A few photo's from Donny for you all, certainly not the best photo's I've ever taken, as you'll see.

High res can be requested..............

DeanTT Donny pics


----------



## TTej (Sep 10, 2003)

awesome pics mate, only thing is non of mine


----------



## DeanTT (Sep 11, 2006)

TTej said:


> awesome pics mate, only thing is non of mine


Well if it wasn't cooped in it's nice warm hideaway I would have taken some pics 

I have a couple of yours, really bad though mate, want them anyway?


----------



## Dotti (Mar 9, 2003)

Lovely piccies Dean


----------



## TTej (Sep 10, 2003)

DeanTT said:


> TTej said:
> 
> 
> > awesome pics mate, only thing is non of mine
> ...


lol, i know :roll:

go on then, please. Even your worst are better than my best.


----------



## DeanTT (Sep 11, 2006)

TTej said:


> Even your worst are better than my best.


You haven't seen anything yet!!

I'll email you them tomorrow, they're still in Raw format so will need a bit of work


----------



## John-H (Jul 13, 2005)

Excellent pictures Dean and a great one of mine too  . You've got some great angles and movement is captured nicely - best I've seen so far


----------



## Testarossa (Mar 8, 2006)

Does any body know what wheels they are on that red tt ? You can just make them out.

Car must belong to somebody on here ?


----------



## DeanTT (Sep 11, 2006)

Testarossa said:


> Does any body know what wheels they are on that red tt ? You can just make them out.
> 
> Car must belong to somebody on here ?


The red MKII???

The wheels were like turbines but with more of a twist.

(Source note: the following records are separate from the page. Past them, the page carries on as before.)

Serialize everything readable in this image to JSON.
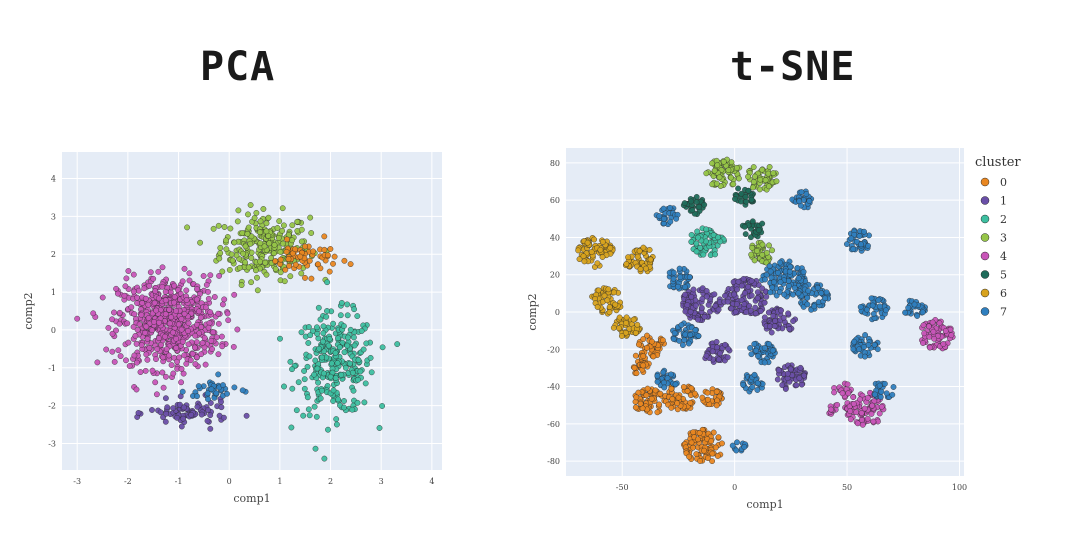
{
  "titles": {
    "pca": "PCA",
    "tsne": "t-SNE"
  },
  "chart_data": [
    {
      "type": "scatter",
      "title": "PCA",
      "xlabel": "comp1",
      "ylabel": "comp2",
      "xlim": [
        -3.3,
        4.2
      ],
      "ylim": [
        -3.7,
        4.7
      ],
      "xticks": [
        -3,
        -2,
        -1,
        0,
        1,
        2,
        3,
        4
      ],
      "yticks": [
        -3,
        -2,
        -1,
        0,
        1,
        2,
        3,
        4
      ],
      "grid": true,
      "legend": null,
      "series": [
        {
          "cluster": "4",
          "color": "#c855b8",
          "center": [
            -1.2,
            0.2
          ],
          "spread": [
            0.9,
            1.1
          ],
          "count": 650
        },
        {
          "cluster": "3",
          "color": "#96c548",
          "center": [
            0.7,
            2.2
          ],
          "spread": [
            0.8,
            0.8
          ],
          "count": 260
        },
        {
          "cluster": "2",
          "color": "#3dbfa0",
          "center": [
            2.1,
            -0.9
          ],
          "spread": [
            0.7,
            1.2
          ],
          "count": 280
        },
        {
          "cluster": "0",
          "color": "#e98721",
          "center": [
            1.5,
            1.9
          ],
          "spread": [
            0.6,
            0.4
          ],
          "count": 60
        },
        {
          "cluster": "1",
          "color": "#6a4fa8",
          "center": [
            -0.8,
            -2.2
          ],
          "spread": [
            0.7,
            0.3
          ],
          "count": 80
        },
        {
          "cluster": "7",
          "color": "#2f7fbf",
          "center": [
            -0.3,
            -1.6
          ],
          "spread": [
            0.5,
            0.3
          ],
          "count": 35
        }
      ]
    },
    {
      "type": "scatter",
      "title": "t-SNE",
      "xlabel": "comp1",
      "ylabel": "comp2",
      "xlim": [
        -75,
        102
      ],
      "ylim": [
        -88,
        88
      ],
      "xticks": [
        -50,
        0,
        50,
        100
      ],
      "yticks": [
        -80,
        -60,
        -40,
        -20,
        0,
        20,
        40,
        60,
        80
      ],
      "grid": true,
      "legend": {
        "title": "cluster",
        "position": "right",
        "entries": [
          {
            "label": "0",
            "color": "#e98721"
          },
          {
            "label": "1",
            "color": "#6a4fa8"
          },
          {
            "label": "2",
            "color": "#3dbfa0"
          },
          {
            "label": "3",
            "color": "#96c548"
          },
          {
            "label": "4",
            "color": "#c855b8"
          },
          {
            "label": "5",
            "color": "#1f6b5a"
          },
          {
            "label": "6",
            "color": "#d8a31e"
          },
          {
            "label": "7",
            "color": "#2f7fbf"
          }
        ]
      },
      "blobs": [
        {
          "c": "#d8a31e",
          "x": -62,
          "y": 32,
          "r": 8
        },
        {
          "c": "#d8a31e",
          "x": -42,
          "y": 28,
          "r": 7
        },
        {
          "c": "#d8a31e",
          "x": -57,
          "y": 6,
          "r": 7
        },
        {
          "c": "#d8a31e",
          "x": -48,
          "y": -8,
          "r": 6
        },
        {
          "c": "#e98721",
          "x": -37,
          "y": -18,
          "r": 6
        },
        {
          "c": "#e98721",
          "x": -43,
          "y": -28,
          "r": 5
        },
        {
          "c": "#e98721",
          "x": -38,
          "y": -48,
          "r": 7
        },
        {
          "c": "#e98721",
          "x": -24,
          "y": -46,
          "r": 7
        },
        {
          "c": "#e98721",
          "x": -14,
          "y": -72,
          "r": 9
        },
        {
          "c": "#e98721",
          "x": -10,
          "y": -46,
          "r": 5
        },
        {
          "c": "#96c548",
          "x": -5,
          "y": 74,
          "r": 8
        },
        {
          "c": "#96c548",
          "x": 12,
          "y": 72,
          "r": 7
        },
        {
          "c": "#3dbfa0",
          "x": -12,
          "y": 38,
          "r": 8
        },
        {
          "c": "#96c548",
          "x": 12,
          "y": 32,
          "r": 6
        },
        {
          "c": "#1f6b5a",
          "x": -18,
          "y": 57,
          "r": 5
        },
        {
          "c": "#1f6b5a",
          "x": 4,
          "y": 62,
          "r": 5
        },
        {
          "c": "#1f6b5a",
          "x": 8,
          "y": 45,
          "r": 5
        },
        {
          "c": "#2f7fbf",
          "x": 30,
          "y": 60,
          "r": 5
        },
        {
          "c": "#2f7fbf",
          "x": -30,
          "y": 52,
          "r": 5
        },
        {
          "c": "#2f7fbf",
          "x": 55,
          "y": 38,
          "r": 6
        },
        {
          "c": "#6a4fa8",
          "x": -15,
          "y": 4,
          "r": 9
        },
        {
          "c": "#6a4fa8",
          "x": 5,
          "y": 8,
          "r": 10
        },
        {
          "c": "#2f7fbf",
          "x": 22,
          "y": 18,
          "r": 10
        },
        {
          "c": "#2f7fbf",
          "x": 35,
          "y": 8,
          "r": 7
        },
        {
          "c": "#6a4fa8",
          "x": 20,
          "y": -5,
          "r": 7
        },
        {
          "c": "#2f7fbf",
          "x": -25,
          "y": 18,
          "r": 6
        },
        {
          "c": "#2f7fbf",
          "x": -22,
          "y": -12,
          "r": 6
        },
        {
          "c": "#6a4fa8",
          "x": -8,
          "y": -22,
          "r": 6
        },
        {
          "c": "#2f7fbf",
          "x": 12,
          "y": -22,
          "r": 6
        },
        {
          "c": "#6a4fa8",
          "x": 25,
          "y": -35,
          "r": 7
        },
        {
          "c": "#2f7fbf",
          "x": 8,
          "y": -38,
          "r": 5
        },
        {
          "c": "#2f7fbf",
          "x": -30,
          "y": -36,
          "r": 5
        },
        {
          "c": "#2f7fbf",
          "x": 58,
          "y": -18,
          "r": 6
        },
        {
          "c": "#2f7fbf",
          "x": 62,
          "y": 2,
          "r": 6
        },
        {
          "c": "#c855b8",
          "x": 90,
          "y": -12,
          "r": 8
        },
        {
          "c": "#2f7fbf",
          "x": 80,
          "y": 2,
          "r": 5
        },
        {
          "c": "#c855b8",
          "x": 58,
          "y": -52,
          "r": 9
        },
        {
          "c": "#c855b8",
          "x": 48,
          "y": -42,
          "r": 4
        },
        {
          "c": "#2f7fbf",
          "x": 66,
          "y": -42,
          "r": 5
        },
        {
          "c": "#c855b8",
          "x": 44,
          "y": -52,
          "r": 3
        },
        {
          "c": "#2f7fbf",
          "x": 2,
          "y": -72,
          "r": 3
        }
      ]
    }
  ]
}
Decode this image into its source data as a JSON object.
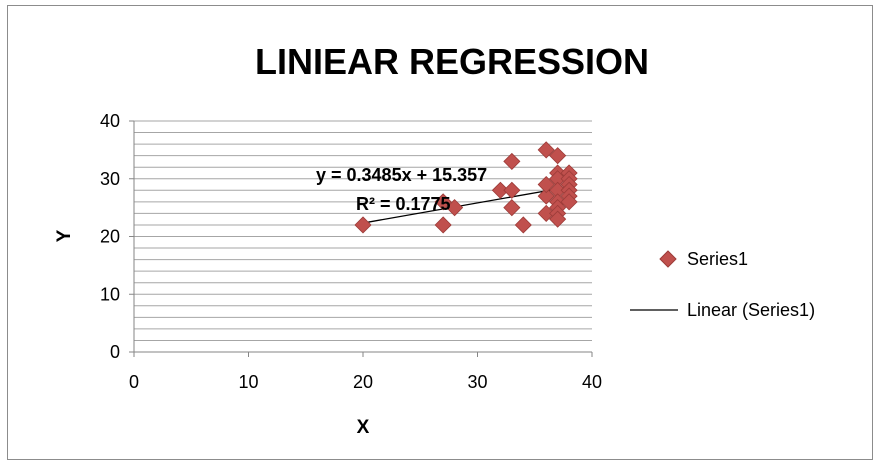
{
  "colors": {
    "marker": "#c0504d",
    "marker_stroke": "#9c3b38",
    "trendline": "#000000",
    "gridline": "#a6a6a6",
    "axis": "#868686"
  },
  "chart_data": {
    "type": "scatter",
    "title": "LINIEAR REGRESSION",
    "xlabel": "X",
    "ylabel": "Y",
    "xlim": [
      0,
      40
    ],
    "ylim": [
      0,
      40
    ],
    "x_ticks": [
      0,
      10,
      20,
      30,
      40
    ],
    "y_ticks": [
      0,
      10,
      20,
      30,
      40
    ],
    "y_minor_step": 2,
    "grid": true,
    "legend_position": "right",
    "series": [
      {
        "name": "Series1",
        "marker": "diamond",
        "points": [
          [
            20,
            22
          ],
          [
            27,
            22
          ],
          [
            27,
            26
          ],
          [
            28,
            25
          ],
          [
            32,
            28
          ],
          [
            33,
            33
          ],
          [
            33,
            28
          ],
          [
            33,
            25
          ],
          [
            34,
            22
          ],
          [
            36,
            35
          ],
          [
            36,
            27
          ],
          [
            36,
            24
          ],
          [
            36,
            29
          ],
          [
            37,
            34
          ],
          [
            37,
            31
          ],
          [
            37,
            30
          ],
          [
            37,
            28
          ],
          [
            37,
            26
          ],
          [
            37,
            25
          ],
          [
            37,
            24
          ],
          [
            37,
            23
          ],
          [
            38,
            31
          ],
          [
            38,
            30
          ],
          [
            38,
            29
          ],
          [
            38,
            28
          ],
          [
            38,
            27
          ],
          [
            38,
            26
          ]
        ]
      }
    ],
    "trendline": {
      "name": "Linear (Series1)",
      "slope": 0.3485,
      "intercept": 15.357,
      "x_range": [
        20,
        38
      ],
      "equation_label": "y = 0.3485x + 15.357",
      "r2_label": "R² = 0.1775"
    }
  }
}
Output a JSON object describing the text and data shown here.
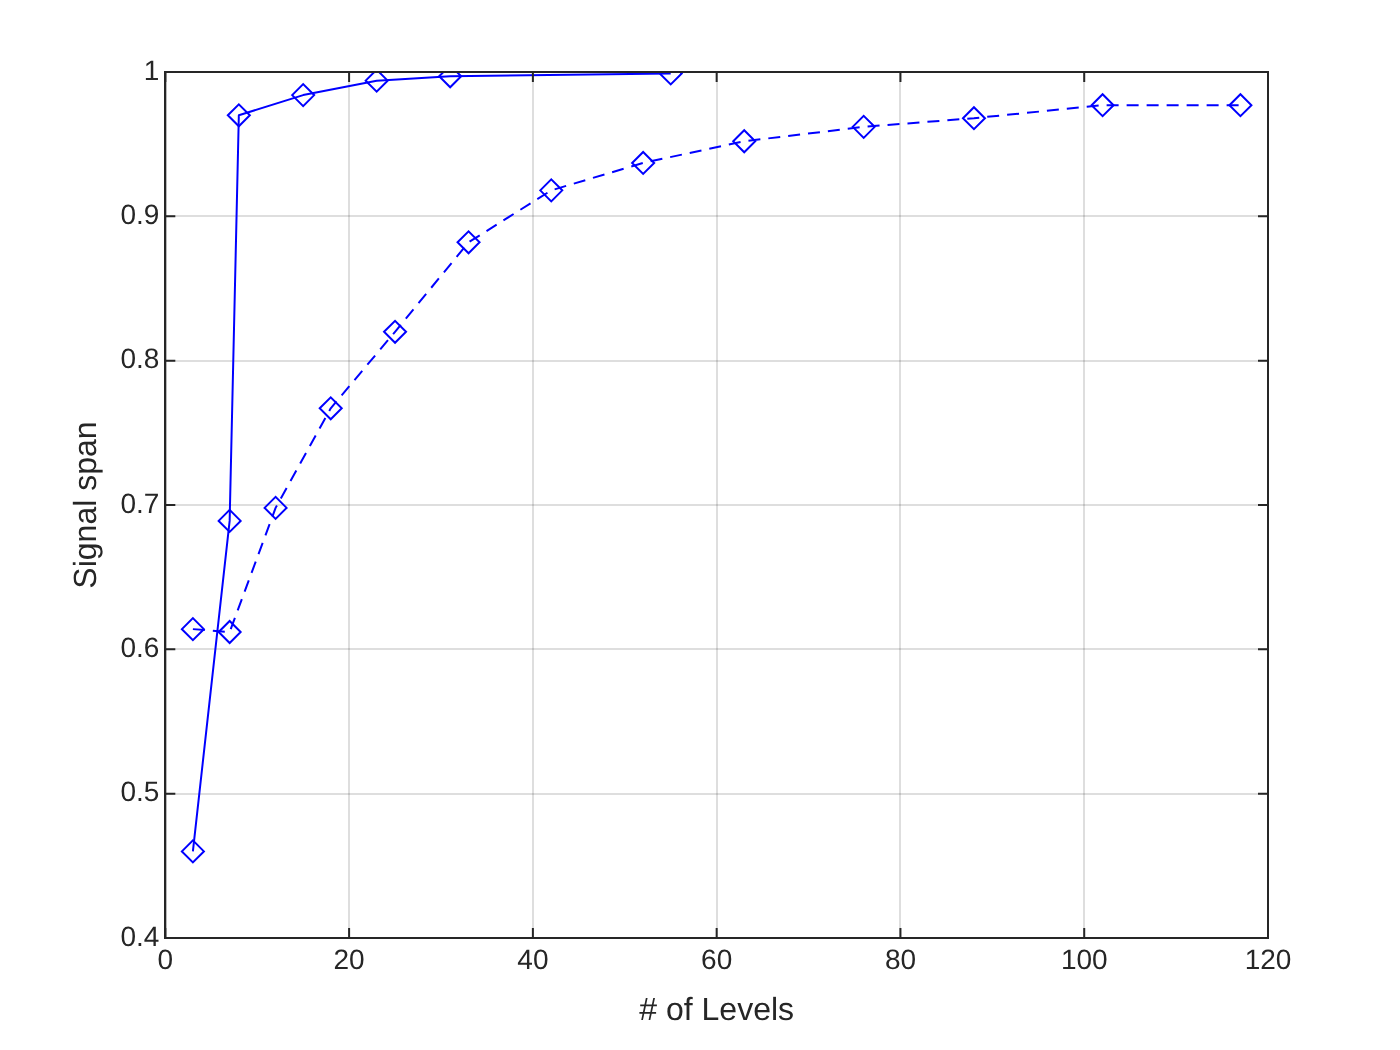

Car belonged to a tuning company.


----------



## tehdarkstar (Jul 24, 2006)

Very nice pictures mate.

Interesting though that the only pictures of an MK2 in the track are mine. Same thing at I2I's web site: only mine or Miltek's...


----------



## DeanTT (Sep 11, 2006)

tehdarkstar said:


> Very nice pictures mate.
> 
> Interesting though that the only pictures of an MK2 in the track are mine. Same thing at I2I's web site: only mine or Miltek's...


I had a few of Miltek's tt as well. I may have a few of other MKII's but they'll be out of focus or something!


----------



## Adam RRS (May 25, 2006)

dean, can you e mail me the photo you took of me taking a photo of my car... you showed it to me on yr camera

cheers matey!


----------



## R70 TTC (Nov 30, 2006)

Hi Dean there are a couple of mine which I would love in high res if you have them. One is near the start lane (black TT R70 TTC) the other is a side view around the track with a colourful crash helmet. Email address is below. Cheers


----------



## DeanTT (Sep 11, 2006)

Photos emailed.


----------



## Adam RRS (May 25, 2006)

received...

Thanks mate!


----------



## John-H (Jul 13, 2005)

Thanks Dean [smiley=thumbsup.gif]


----------



## KenTT (Feb 20, 2005)

As always Dean, nicely shot & composed [smiley=thumbsup.gif] .


----------